Germany challenges NATO spending
US Secretary of State Rex Tillerson once again asked European counterparts to pay for Washington's commitment to NATO on Friday, but Germany is not buying it.
Published: April 1, 2017, 10:29 am
Tillerson called on alliance members to submit new defense budget plans by May during a meeting of NATO’s foreign ministers in Brussels.
“As President Trump has made clear, it is no longer sustainable for the US to maintain a disproportionate share of NATO’s defense expenditures,” Tillerson said. He urged progress toward the agreed goal of spending 2 percent of GDP on defense, agreed on at the 2014 Wales summit. Only five countries at present are above the 2 percent spending mark.
While US defense expenditure makes up about 70 percent of the total NATO allies’ defense spending, only four European NATO members – Estonia, Greece, Poland and Britain – meet the two-percent target.
Tillerson’s suggested that the Americans would prefer to micromanage the process, by setting annual milestones that would ensure the defense investment pledge is implemented by the 2024 deadline, the WSJ reported.
German Foreign Minister Sigmar Gabriel, also present, said quite bluntly however that Germany has no intention of meeting the 2 percent goal. “I don’t know a politician in Germany who believes that this would be achievable or even desirable,” Gabriel said. He called the goal “totally unrealistic”, because to meet the US target, he said, Germany would have to increase spending by some €35 billion.
“The United States will realise it is better to talk about better spending instead of more spending,” he said, pointing out that humanitarian, development and economic aid to stabilise countries and regions should also count.
He added dryly that Germany already has a “national plan” and “it’s called the budget”.
NATO Secretary-General Jens Stoltenberg, said the US needed Europe as well. “Two World Wars and the Cold War have taught us all that stability in Europe is of course important for Europe, but it’s also important for the United States,” he said, “and the only time we have invoked Article 5 was after the attack on the United States. Hundreds of thousands of European soldiers and other partner nations have served in Afghanistan alongside US soldiers, and more than a thousand have lost their lives in Afghanistan in an operation which was a direct response to an attack on the United States.”
Stoltenberg rejected Gabriel’s call to include non-military spending toward the goal, he said Germany was moving “in the right direction” with more military spending after years of cuts.
Trump said during his presidential campaign that NATO member countries should increase defense spending to support the organisation.
The Times of London reported last month that Trump apparently had handed over a bill for NATO during Merkel’s visit to Washington DC for $375 billion, an invoice for “overdue” defense expenses.
Per The Hill, Merkel ignored the invoice but it has ruffled German feathers. In response to the claims, German defence minister Ursula Von der Leyen rejected the notion the European nation owed the US or NATO.

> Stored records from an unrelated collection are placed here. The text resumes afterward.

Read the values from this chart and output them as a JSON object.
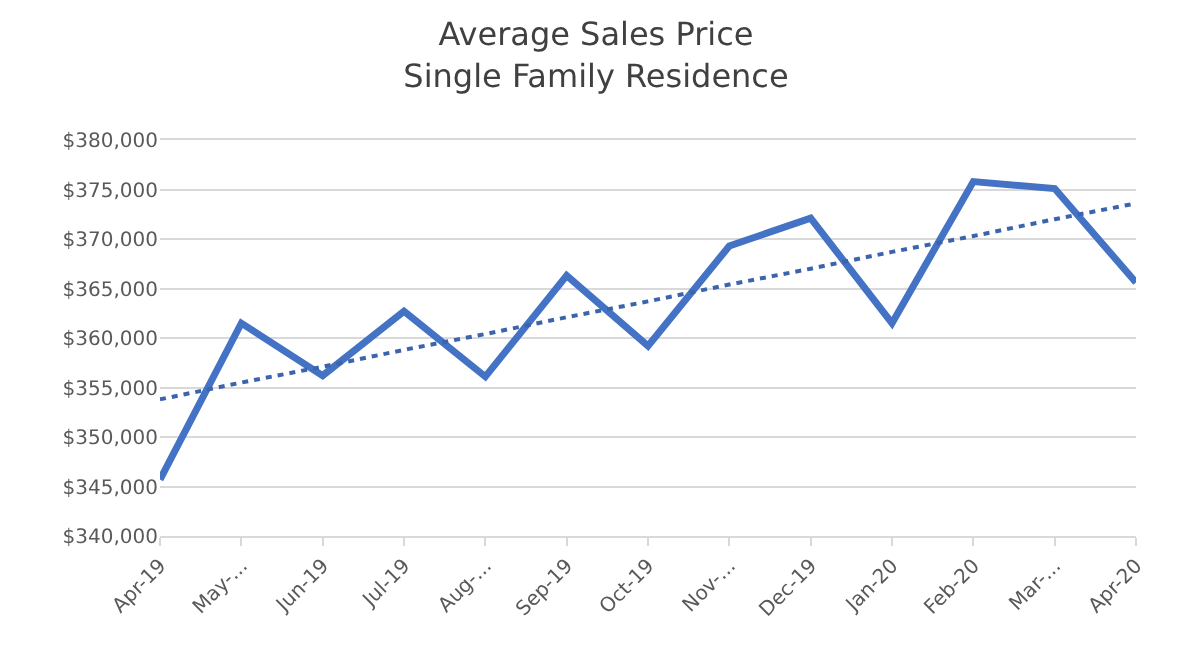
{
  "chart_data": {
    "type": "line",
    "title": "Average Sales Price\nSingle Family Residence",
    "categories": [
      "Apr-19",
      "May-...",
      "Jun-19",
      "Jul-19",
      "Aug-...",
      "Sep-19",
      "Oct-19",
      "Nov-...",
      "Dec-19",
      "Jan-20",
      "Feb-20",
      "Mar-...",
      "Apr-20"
    ],
    "series": [
      {
        "color": "#4472c4",
        "line_style": "solid",
        "values": [
          345700,
          361500,
          356200,
          362700,
          356100,
          366300,
          359200,
          369300,
          372100,
          361500,
          375800,
          375100,
          365600
        ]
      },
      {
        "color": "#3b64ad",
        "line_style": "dotted",
        "values": [
          353800,
          355500,
          357100,
          358800,
          360400,
          362100,
          363700,
          365400,
          367000,
          368700,
          370300,
          372000,
          373600
        ]
      }
    ],
    "ylim": [
      340000,
      380000
    ],
    "yticks": [
      {
        "value": 340000,
        "label": "$340,000"
      },
      {
        "value": 345000,
        "label": "$345,000"
      },
      {
        "value": 350000,
        "label": "$350,000"
      },
      {
        "value": 355000,
        "label": "$355,000"
      },
      {
        "value": 360000,
        "label": "$360,000"
      },
      {
        "value": 365000,
        "label": "$365,000"
      },
      {
        "value": 370000,
        "label": "$370,000"
      },
      {
        "value": 375000,
        "label": "$375,000"
      },
      {
        "value": 380000,
        "label": "$380,000"
      }
    ],
    "grid": "y",
    "marker": "none"
  }
}
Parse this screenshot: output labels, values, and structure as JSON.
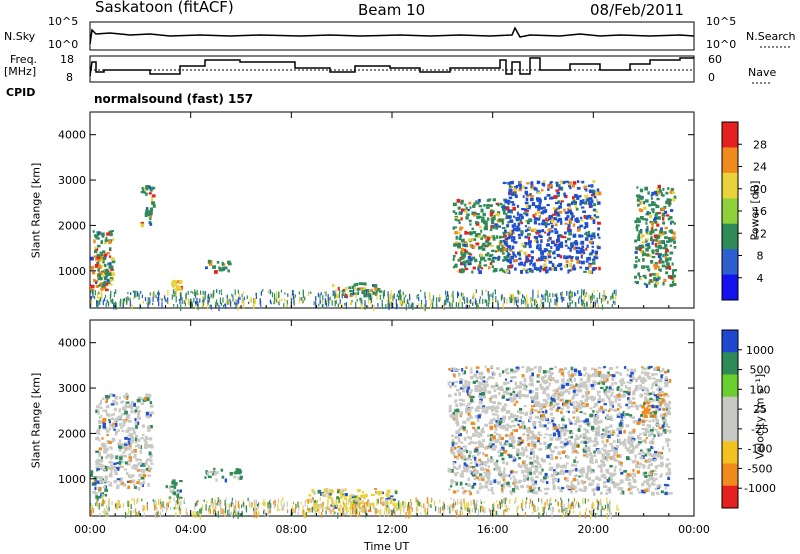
{
  "header": {
    "station": "Saskatoon (fitACF)",
    "beam": "Beam 10",
    "date": "08/Feb/2011"
  },
  "left_labels": {
    "nsky": "N.Sky",
    "freq_line1": "Freq.",
    "freq_line2": "[MHz]",
    "cpid": "CPID"
  },
  "right_labels": {
    "nsearch": "N.Search",
    "nave": "Nave"
  },
  "panel_ticks": {
    "noise_left": [
      "10^5",
      "10^0"
    ],
    "noise_right": [
      "10^5",
      "10^0"
    ],
    "freq_left": [
      "18",
      "8"
    ],
    "nave_right": [
      "60",
      "0"
    ]
  },
  "cpid_text": "normalsound (fast) 157",
  "colors": {
    "blue": "#1e4fd0",
    "green": "#2e8b57",
    "yellow": "#e8d33a",
    "orange": "#f08a1c",
    "red": "#e52020",
    "grey": "#c8c8c4"
  },
  "chart_data": [
    {
      "type": "heatmap",
      "name": "power",
      "ylabel": "Slant Range [km]",
      "ylim": [
        180,
        4500
      ],
      "yticks": [
        "1000",
        "2000",
        "3000",
        "4000"
      ],
      "xlim_hours": [
        0,
        24
      ],
      "xticks": [
        "00:00",
        "04:00",
        "08:00",
        "12:00",
        "16:00",
        "20:00",
        "00:00"
      ],
      "colorbar_label": "Power [dB]",
      "colorbar_ticks": [
        "28",
        "24",
        "20",
        "16",
        "12",
        "8",
        "4"
      ],
      "colorbar_colors": [
        "#e52020",
        "#f08a1c",
        "#e8d33a",
        "#8fd13a",
        "#2e8b57",
        "#2d5fd0",
        "#1212ee"
      ],
      "echoes": [
        {
          "t": [
            0.0,
            0.6
          ],
          "r": [
            600,
            1400
          ],
          "level": "orange"
        },
        {
          "t": [
            0.1,
            0.9
          ],
          "r": [
            700,
            1900
          ],
          "level": "green"
        },
        {
          "t": [
            2.0,
            2.5
          ],
          "r": [
            2000,
            2900
          ],
          "level": "green"
        },
        {
          "t": [
            3.2,
            3.6
          ],
          "r": [
            600,
            800
          ],
          "level": "yellow"
        },
        {
          "t": [
            4.5,
            5.5
          ],
          "r": [
            1000,
            1250
          ],
          "level": "green"
        },
        {
          "t": [
            9.6,
            11.5
          ],
          "r": [
            450,
            750
          ],
          "level": "green"
        },
        {
          "t": [
            14.4,
            16.6
          ],
          "r": [
            1000,
            2600
          ],
          "level": "green"
        },
        {
          "t": [
            16.4,
            20.2
          ],
          "r": [
            1000,
            3000
          ],
          "level": "blue"
        },
        {
          "t": [
            21.6,
            23.2
          ],
          "r": [
            700,
            2900
          ],
          "level": "green"
        }
      ]
    },
    {
      "type": "heatmap",
      "name": "velocity",
      "ylabel": "Slant Range [km]",
      "ylim": [
        180,
        4500
      ],
      "yticks": [
        "1000",
        "2000",
        "3000",
        "4000"
      ],
      "xlabel": "Time UT",
      "xlim_hours": [
        0,
        24
      ],
      "xticks": [
        "00:00",
        "04:00",
        "08:00",
        "12:00",
        "16:00",
        "20:00",
        "00:00"
      ],
      "colorbar_label": "Velocity [m s⁻¹]",
      "colorbar_ticks": [
        "1000",
        "500",
        "100",
        "25",
        "-25",
        "-100",
        "-500",
        "-1000"
      ],
      "colorbar_colors": [
        "#2047d0",
        "#2e8b57",
        "#6ccf30",
        "#c8c8c4",
        "#c8c8c4",
        "#f2c220",
        "#f08a1c",
        "#e52020"
      ],
      "echoes": [
        {
          "t": [
            0.0,
            0.6
          ],
          "r": [
            600,
            1300
          ],
          "level": "green"
        },
        {
          "t": [
            0.2,
            2.4
          ],
          "r": [
            800,
            2900
          ],
          "level": "grey"
        },
        {
          "t": [
            3.0,
            3.6
          ],
          "r": [
            600,
            1000
          ],
          "level": "green"
        },
        {
          "t": [
            4.5,
            6.0
          ],
          "r": [
            1000,
            1250
          ],
          "level": "green"
        },
        {
          "t": [
            8.6,
            12.2
          ],
          "r": [
            300,
            800
          ],
          "level": "yellow"
        },
        {
          "t": [
            14.2,
            23.0
          ],
          "r": [
            700,
            3500
          ],
          "level": "grey"
        },
        {
          "t": [
            21.8,
            22.8
          ],
          "r": [
            2400,
            2900
          ],
          "level": "orange"
        }
      ]
    }
  ]
}
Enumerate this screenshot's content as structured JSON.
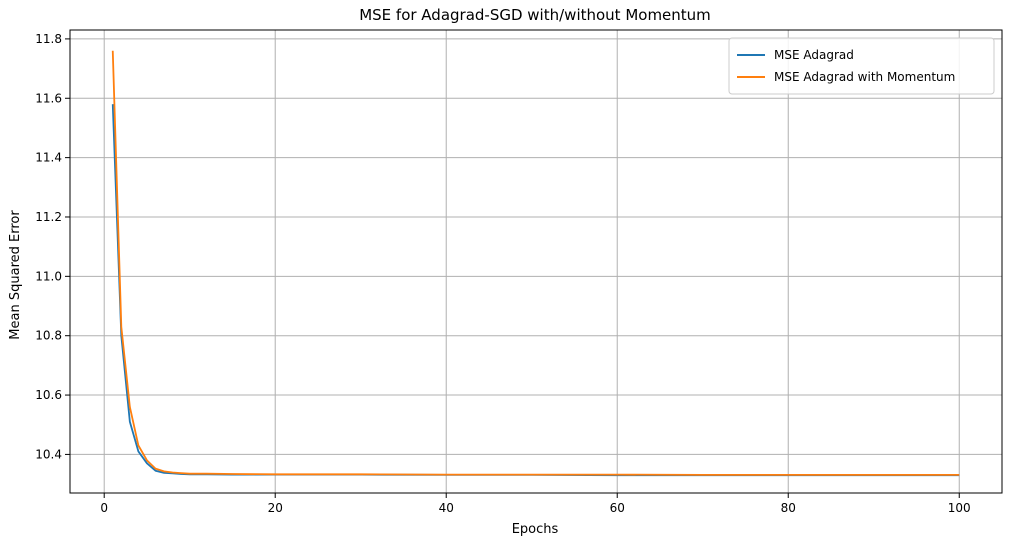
{
  "chart_data": {
    "type": "line",
    "title": "MSE for Adagrad-SGD with/without Momentum",
    "xlabel": "Epochs",
    "ylabel": "Mean Squared Error",
    "xlim": [
      -4,
      105
    ],
    "ylim": [
      10.27,
      11.83
    ],
    "xticks": [
      0,
      20,
      40,
      60,
      80,
      100
    ],
    "yticks": [
      10.4,
      10.6,
      10.8,
      11.0,
      11.2,
      11.4,
      11.6,
      11.8
    ],
    "xtick_labels": [
      "0",
      "20",
      "40",
      "60",
      "80",
      "100"
    ],
    "ytick_labels": [
      "10.4",
      "10.6",
      "10.8",
      "11.0",
      "11.2",
      "11.4",
      "11.6",
      "11.8"
    ],
    "grid": true,
    "legend_position": "top-right",
    "series": [
      {
        "name": "MSE Adagrad",
        "color": "#1f77b4",
        "x": [
          1,
          2,
          3,
          4,
          5,
          6,
          7,
          8,
          9,
          10,
          12,
          15,
          20,
          25,
          30,
          40,
          50,
          60,
          70,
          80,
          90,
          100
        ],
        "values": [
          11.58,
          10.8,
          10.51,
          10.41,
          10.37,
          10.345,
          10.338,
          10.336,
          10.334,
          10.333,
          10.333,
          10.332,
          10.332,
          10.332,
          10.332,
          10.331,
          10.331,
          10.33,
          10.33,
          10.33,
          10.33,
          10.33
        ]
      },
      {
        "name": "MSE Adagrad with Momentum",
        "color": "#ff7f0e",
        "x": [
          1,
          2,
          3,
          4,
          5,
          6,
          7,
          8,
          9,
          10,
          12,
          15,
          20,
          25,
          30,
          40,
          50,
          60,
          70,
          80,
          90,
          100
        ],
        "values": [
          11.76,
          10.83,
          10.56,
          10.43,
          10.38,
          10.352,
          10.343,
          10.339,
          10.337,
          10.335,
          10.335,
          10.334,
          10.333,
          10.333,
          10.333,
          10.332,
          10.332,
          10.332,
          10.331,
          10.331,
          10.331,
          10.331
        ]
      }
    ]
  }
}
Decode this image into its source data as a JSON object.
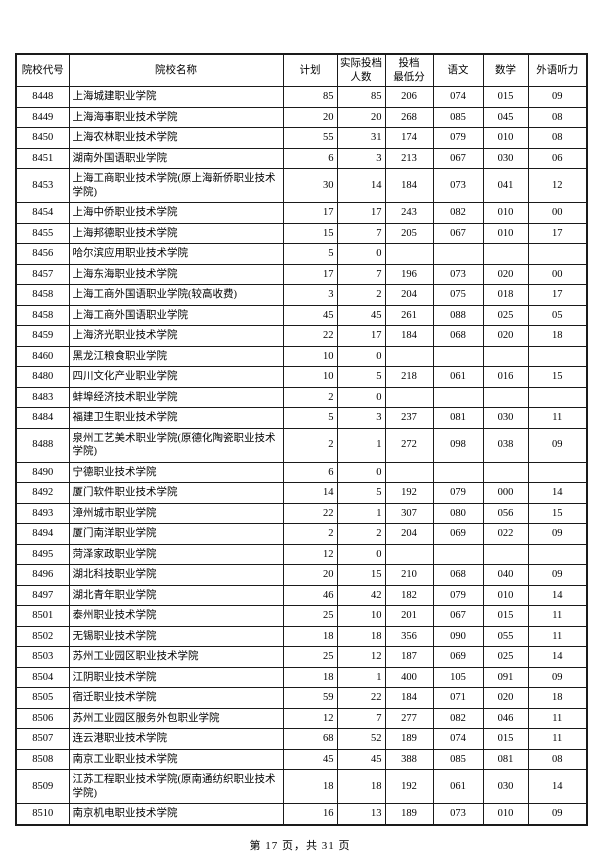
{
  "table": {
    "columns": [
      {
        "key": "code",
        "label": "院校代号"
      },
      {
        "key": "name",
        "label": "院校名称"
      },
      {
        "key": "plan",
        "label": "计划"
      },
      {
        "key": "actual",
        "label": "实际投档\n人数"
      },
      {
        "key": "min",
        "label": "投档\n最低分"
      },
      {
        "key": "chn",
        "label": "语文"
      },
      {
        "key": "math",
        "label": "数学"
      },
      {
        "key": "listen",
        "label": "外语听力"
      }
    ],
    "rows": [
      {
        "code": "8448",
        "name": "上海城建职业学院",
        "plan": "85",
        "actual": "85",
        "min": "206",
        "chn": "074",
        "math": "015",
        "listen": "09"
      },
      {
        "code": "8449",
        "name": "上海海事职业技术学院",
        "plan": "20",
        "actual": "20",
        "min": "268",
        "chn": "085",
        "math": "045",
        "listen": "08"
      },
      {
        "code": "8450",
        "name": "上海农林职业技术学院",
        "plan": "55",
        "actual": "31",
        "min": "174",
        "chn": "079",
        "math": "010",
        "listen": "08"
      },
      {
        "code": "8451",
        "name": "湖南外国语职业学院",
        "plan": "6",
        "actual": "3",
        "min": "213",
        "chn": "067",
        "math": "030",
        "listen": "06"
      },
      {
        "code": "8453",
        "name": "上海工商职业技术学院(原上海新侨职业技术学院)",
        "plan": "30",
        "actual": "14",
        "min": "184",
        "chn": "073",
        "math": "041",
        "listen": "12"
      },
      {
        "code": "8454",
        "name": "上海中侨职业技术学院",
        "plan": "17",
        "actual": "17",
        "min": "243",
        "chn": "082",
        "math": "010",
        "listen": "00"
      },
      {
        "code": "8455",
        "name": "上海邦德职业技术学院",
        "plan": "15",
        "actual": "7",
        "min": "205",
        "chn": "067",
        "math": "010",
        "listen": "17"
      },
      {
        "code": "8456",
        "name": "哈尔滨应用职业技术学院",
        "plan": "5",
        "actual": "0",
        "min": "",
        "chn": "",
        "math": "",
        "listen": ""
      },
      {
        "code": "8457",
        "name": "上海东海职业技术学院",
        "plan": "17",
        "actual": "7",
        "min": "196",
        "chn": "073",
        "math": "020",
        "listen": "00"
      },
      {
        "code": "8458",
        "name": "上海工商外国语职业学院(较高收费)",
        "plan": "3",
        "actual": "2",
        "min": "204",
        "chn": "075",
        "math": "018",
        "listen": "17"
      },
      {
        "code": "8458",
        "name": "上海工商外国语职业学院",
        "plan": "45",
        "actual": "45",
        "min": "261",
        "chn": "088",
        "math": "025",
        "listen": "05"
      },
      {
        "code": "8459",
        "name": "上海济光职业技术学院",
        "plan": "22",
        "actual": "17",
        "min": "184",
        "chn": "068",
        "math": "020",
        "listen": "18"
      },
      {
        "code": "8460",
        "name": "黑龙江粮食职业学院",
        "plan": "10",
        "actual": "0",
        "min": "",
        "chn": "",
        "math": "",
        "listen": ""
      },
      {
        "code": "8480",
        "name": "四川文化产业职业学院",
        "plan": "10",
        "actual": "5",
        "min": "218",
        "chn": "061",
        "math": "016",
        "listen": "15"
      },
      {
        "code": "8483",
        "name": "蚌埠经济技术职业学院",
        "plan": "2",
        "actual": "0",
        "min": "",
        "chn": "",
        "math": "",
        "listen": ""
      },
      {
        "code": "8484",
        "name": "福建卫生职业技术学院",
        "plan": "5",
        "actual": "3",
        "min": "237",
        "chn": "081",
        "math": "030",
        "listen": "11"
      },
      {
        "code": "8488",
        "name": "泉州工艺美术职业学院(原德化陶瓷职业技术学院)",
        "plan": "2",
        "actual": "1",
        "min": "272",
        "chn": "098",
        "math": "038",
        "listen": "09"
      },
      {
        "code": "8490",
        "name": "宁德职业技术学院",
        "plan": "6",
        "actual": "0",
        "min": "",
        "chn": "",
        "math": "",
        "listen": ""
      },
      {
        "code": "8492",
        "name": "厦门软件职业技术学院",
        "plan": "14",
        "actual": "5",
        "min": "192",
        "chn": "079",
        "math": "000",
        "listen": "14"
      },
      {
        "code": "8493",
        "name": "漳州城市职业学院",
        "plan": "22",
        "actual": "1",
        "min": "307",
        "chn": "080",
        "math": "056",
        "listen": "15"
      },
      {
        "code": "8494",
        "name": "厦门南洋职业学院",
        "plan": "2",
        "actual": "2",
        "min": "204",
        "chn": "069",
        "math": "022",
        "listen": "09"
      },
      {
        "code": "8495",
        "name": "菏泽家政职业学院",
        "plan": "12",
        "actual": "0",
        "min": "",
        "chn": "",
        "math": "",
        "listen": ""
      },
      {
        "code": "8496",
        "name": "湖北科技职业学院",
        "plan": "20",
        "actual": "15",
        "min": "210",
        "chn": "068",
        "math": "040",
        "listen": "09"
      },
      {
        "code": "8497",
        "name": "湖北青年职业学院",
        "plan": "46",
        "actual": "42",
        "min": "182",
        "chn": "079",
        "math": "010",
        "listen": "14"
      },
      {
        "code": "8501",
        "name": "泰州职业技术学院",
        "plan": "25",
        "actual": "10",
        "min": "201",
        "chn": "067",
        "math": "015",
        "listen": "11"
      },
      {
        "code": "8502",
        "name": "无锡职业技术学院",
        "plan": "18",
        "actual": "18",
        "min": "356",
        "chn": "090",
        "math": "055",
        "listen": "11"
      },
      {
        "code": "8503",
        "name": "苏州工业园区职业技术学院",
        "plan": "25",
        "actual": "12",
        "min": "187",
        "chn": "069",
        "math": "025",
        "listen": "14"
      },
      {
        "code": "8504",
        "name": "江阴职业技术学院",
        "plan": "18",
        "actual": "1",
        "min": "400",
        "chn": "105",
        "math": "091",
        "listen": "09"
      },
      {
        "code": "8505",
        "name": "宿迁职业技术学院",
        "plan": "59",
        "actual": "22",
        "min": "184",
        "chn": "071",
        "math": "020",
        "listen": "18"
      },
      {
        "code": "8506",
        "name": "苏州工业园区服务外包职业学院",
        "plan": "12",
        "actual": "7",
        "min": "277",
        "chn": "082",
        "math": "046",
        "listen": "11"
      },
      {
        "code": "8507",
        "name": "连云港职业技术学院",
        "plan": "68",
        "actual": "52",
        "min": "189",
        "chn": "074",
        "math": "015",
        "listen": "11"
      },
      {
        "code": "8508",
        "name": "南京工业职业技术学院",
        "plan": "45",
        "actual": "45",
        "min": "388",
        "chn": "085",
        "math": "081",
        "listen": "08"
      },
      {
        "code": "8509",
        "name": "江苏工程职业技术学院(原南通纺织职业技术学院)",
        "plan": "18",
        "actual": "18",
        "min": "192",
        "chn": "061",
        "math": "030",
        "listen": "14"
      },
      {
        "code": "8510",
        "name": "南京机电职业技术学院",
        "plan": "16",
        "actual": "13",
        "min": "189",
        "chn": "073",
        "math": "010",
        "listen": "09"
      }
    ]
  },
  "footer": {
    "page_text": "第 17 页，共 31 页"
  }
}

She issued a statement noting that: “There is no debt account at NATO. Defence spending also goes into UN peacekeeping missions, into our European missions and into our contribution to the fight against [Isis] terrorism.”
“The concept behind putting out such demands is to intimidate the other side,” a German minister told the newspaper.
A senior NATO official told the Financial Times in London that there was no consensus among ministers about the division between spending, military capabilities and operational commitments.
Meanwhile the German military, the Bundeswehr, a high-value target for hackers and foreign spy agencies due to its IT-supported weapons systems, has launched its own cyber command.
“Cyber and Information Space Command” (CIR), which will become operational today, on April 1, becoming the sixth branch of the German military. The Bundeswehr says it sees itself “at the international forefront”.
German Air Force General Ludwig Leinhos, was a cyber warfare specialist and responsible for “Cyber Defense” at NATO’s Brussels headquarters until early 2016, but is now leading the German “Cyber Cluster”, aiming to be capable of comprehensive defense in cyberspace, by 2021.